生形:四男の宗室はもともと野間玄琢という宮中出入りの医者の弟子になって、玄琢の「玄」を頂いて玄室と名乗っていました。でも、野間玄琢が急死して、再び千家に戻りました。そこで、宗旦が、先に述べたように家督と屋敷を宗左に譲り、その屋敷の“裏”に隠居する為の新たな屋敷を建てて。そこに玄室が一緒に移り住んだのです。

 その後、玄室は加賀の前田家にお仕え出来て、宗室と名乗り、さらに宗旦の晩年、この裏の隠居屋敷を譲り受けたのです。

木下:そこには茶室の「今日庵」もあって。これが「裏千家」ですね。

 その今日庵と不審菴は、今も隣接していますよね。

手を支えに膝を繰る所作を繰り返し移動する

生形:次男の宗守については、塗り師の仕事をしていた吉岡家へ養子に出て、吉岡甚右衛門と名乗っていましたが、弟の宗左の仕官が叶った後に、自分も茶の湯で生きることを志して、塗の仕事を中村宗哲に譲り、千家に戻ってくるんです。
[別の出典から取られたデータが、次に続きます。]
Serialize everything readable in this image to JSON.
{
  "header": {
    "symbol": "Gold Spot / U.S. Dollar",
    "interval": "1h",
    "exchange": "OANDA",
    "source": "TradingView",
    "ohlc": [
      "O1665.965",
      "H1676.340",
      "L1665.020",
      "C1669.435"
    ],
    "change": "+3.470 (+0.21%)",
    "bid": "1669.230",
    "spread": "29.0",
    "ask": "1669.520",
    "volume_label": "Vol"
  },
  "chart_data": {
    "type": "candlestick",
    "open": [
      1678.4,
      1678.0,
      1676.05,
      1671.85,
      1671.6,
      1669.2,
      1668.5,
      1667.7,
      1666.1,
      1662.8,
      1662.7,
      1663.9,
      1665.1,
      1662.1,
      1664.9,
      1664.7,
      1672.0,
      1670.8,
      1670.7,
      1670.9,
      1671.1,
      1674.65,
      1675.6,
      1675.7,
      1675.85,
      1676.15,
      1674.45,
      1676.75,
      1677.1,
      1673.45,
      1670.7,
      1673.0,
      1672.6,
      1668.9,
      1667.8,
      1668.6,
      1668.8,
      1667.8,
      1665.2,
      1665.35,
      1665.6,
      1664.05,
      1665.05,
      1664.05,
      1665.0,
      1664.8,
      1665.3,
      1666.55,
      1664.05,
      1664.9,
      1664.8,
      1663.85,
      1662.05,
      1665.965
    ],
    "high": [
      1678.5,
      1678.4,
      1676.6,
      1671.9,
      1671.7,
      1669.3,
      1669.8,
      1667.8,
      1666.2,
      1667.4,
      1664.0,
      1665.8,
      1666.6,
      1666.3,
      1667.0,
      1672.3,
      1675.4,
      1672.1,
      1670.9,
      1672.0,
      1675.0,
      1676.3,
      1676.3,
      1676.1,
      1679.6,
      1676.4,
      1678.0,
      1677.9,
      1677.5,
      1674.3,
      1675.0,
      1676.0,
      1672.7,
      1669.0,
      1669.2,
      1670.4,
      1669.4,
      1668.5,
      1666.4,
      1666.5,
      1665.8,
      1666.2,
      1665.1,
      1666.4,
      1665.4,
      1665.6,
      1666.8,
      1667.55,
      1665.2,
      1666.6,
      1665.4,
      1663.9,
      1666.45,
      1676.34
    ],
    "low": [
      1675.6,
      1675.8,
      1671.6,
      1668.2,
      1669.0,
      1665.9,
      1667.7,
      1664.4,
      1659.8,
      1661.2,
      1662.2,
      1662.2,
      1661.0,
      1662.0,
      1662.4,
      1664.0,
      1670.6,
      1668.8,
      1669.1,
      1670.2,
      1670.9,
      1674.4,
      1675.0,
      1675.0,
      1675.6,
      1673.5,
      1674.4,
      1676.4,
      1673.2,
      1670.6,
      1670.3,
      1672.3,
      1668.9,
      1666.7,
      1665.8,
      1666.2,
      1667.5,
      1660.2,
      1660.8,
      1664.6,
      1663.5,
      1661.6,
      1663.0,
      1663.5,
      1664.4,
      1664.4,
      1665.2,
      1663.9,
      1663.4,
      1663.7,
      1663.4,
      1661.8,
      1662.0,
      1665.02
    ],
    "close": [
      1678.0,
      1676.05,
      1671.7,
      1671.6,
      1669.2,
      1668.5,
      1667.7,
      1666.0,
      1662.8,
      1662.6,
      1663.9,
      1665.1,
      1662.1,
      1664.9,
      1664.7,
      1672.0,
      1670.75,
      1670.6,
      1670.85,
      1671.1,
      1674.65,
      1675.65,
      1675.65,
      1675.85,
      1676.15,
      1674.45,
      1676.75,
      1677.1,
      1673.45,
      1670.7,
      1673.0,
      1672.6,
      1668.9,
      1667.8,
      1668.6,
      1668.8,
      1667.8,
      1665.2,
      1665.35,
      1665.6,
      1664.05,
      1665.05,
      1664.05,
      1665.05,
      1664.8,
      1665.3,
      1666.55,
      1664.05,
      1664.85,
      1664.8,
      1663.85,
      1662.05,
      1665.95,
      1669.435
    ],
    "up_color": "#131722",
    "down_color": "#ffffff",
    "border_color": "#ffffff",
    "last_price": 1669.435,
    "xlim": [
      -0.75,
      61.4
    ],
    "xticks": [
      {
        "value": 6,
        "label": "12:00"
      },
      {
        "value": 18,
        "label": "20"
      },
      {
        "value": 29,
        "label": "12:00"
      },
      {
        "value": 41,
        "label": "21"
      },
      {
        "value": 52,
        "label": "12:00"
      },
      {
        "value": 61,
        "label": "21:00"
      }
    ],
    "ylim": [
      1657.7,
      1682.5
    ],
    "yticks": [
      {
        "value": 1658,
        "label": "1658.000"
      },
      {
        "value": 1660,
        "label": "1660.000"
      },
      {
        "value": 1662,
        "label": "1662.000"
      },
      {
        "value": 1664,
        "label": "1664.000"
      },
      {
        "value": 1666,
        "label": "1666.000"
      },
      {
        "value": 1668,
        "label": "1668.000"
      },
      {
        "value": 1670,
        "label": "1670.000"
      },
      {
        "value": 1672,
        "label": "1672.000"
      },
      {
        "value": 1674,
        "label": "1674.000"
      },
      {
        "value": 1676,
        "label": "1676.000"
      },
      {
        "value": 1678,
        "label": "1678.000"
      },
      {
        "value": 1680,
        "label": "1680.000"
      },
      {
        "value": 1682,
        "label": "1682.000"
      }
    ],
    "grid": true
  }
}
木下:中村宗哲というのは、「千家十職(千家の好み道具を制作する十家)」の。

生形:ええ。宗旦がすぐに大徳寺に出家させて、宗守という号を授けてもらいました。そして後に、高松松平家に仕官し、その職を辞した(仕官を休む)ということから、茶室は「官休庵」と呼ばれるようになったと思われます。

木下:「武者小路千家」ですね。

生形:ええ。こちらは京都の武者小路の。

木下:整理しますと、三千家成立の順はどのようになりますでしょうか。

生形:茶人として「宗左・宗守・宗室」と名乗ったことを起点とするならば、表、武者小路、裏の順なのですが、茶堂として大名家へ仕官したのは、表、裏、武者小路の順となります。

宗旦と本阿弥光悦との接点

木下:宗旦は息子たちのことを大変に気に掛けていたんですね。自分が苦しい中にあったにも関わらず。

生形:宗旦自身は、敢えて生涯大名には仕えませんでしたし、長い病気の時期は、武家や公家の世界で利休の侘び茶は忘れられていましたから。生活は困窮していたんです。

 そんな千家は町衆に助けられて。少庵の『弟子衆控』という資料に、京の町衆の名だたる人たちの多くが、少庵の弟子だと書いてあります。例えば町衆のリーダーでもあった本阿弥光悦も宗旦の生活を援助しています。

木下:それは本当ですか。

生形:はい。宗旦が土地を売ろうとしても、勝手に売れるものではないですから、光悦が斡旋したり。逆に光悦が樂茶碗を作る時には、樂家一の名工であった若き日のノンカウ(道入)に土や薬をもらったりしていますね。

木下:光悦が樂茶碗を手掛けたというのは、そういう繫がりがあったからなんですね。

 光悦は書道の世界でも、近衛信尹(このえのぶただ)、松花堂昭乗(しょうかどうしょうじょう)と「寛永の三筆」と言われている、正確には江戸初期の三筆ですが、その中の一人で、あの「風神雷神図屏風」で有名な俵屋宗達ともコラボレーションをして、ともに「琳派」の創始とも言われていますけれど。

 こういうお話を聞いていると、人と人の繋がりというのは、本当に一番の財産なんだなぁとつくづく思います。

茶碗を両手で持ち、残らないように飲みきる

生形:表千家が紀州徳川家に仕えましたでしょう。ただ家元はいつも紀州や江戸にいなくて良かったのです。お正月と盆あたりに紀州へ出仕して。それで紀州を往復する際に、淀川を下って大坂へ出ますよね。

 すると両替商などの船場の大商人たちが、家元が来たということで、茶を教えてくださいと。江戸時代から船場の豪商が表千家の弟子となりました。

 有難いことに、三井さん、鴻池さんなどは、現在も千家の役員に入ってはりますし、今日まで茶の湯の関係が繫がっているんですね。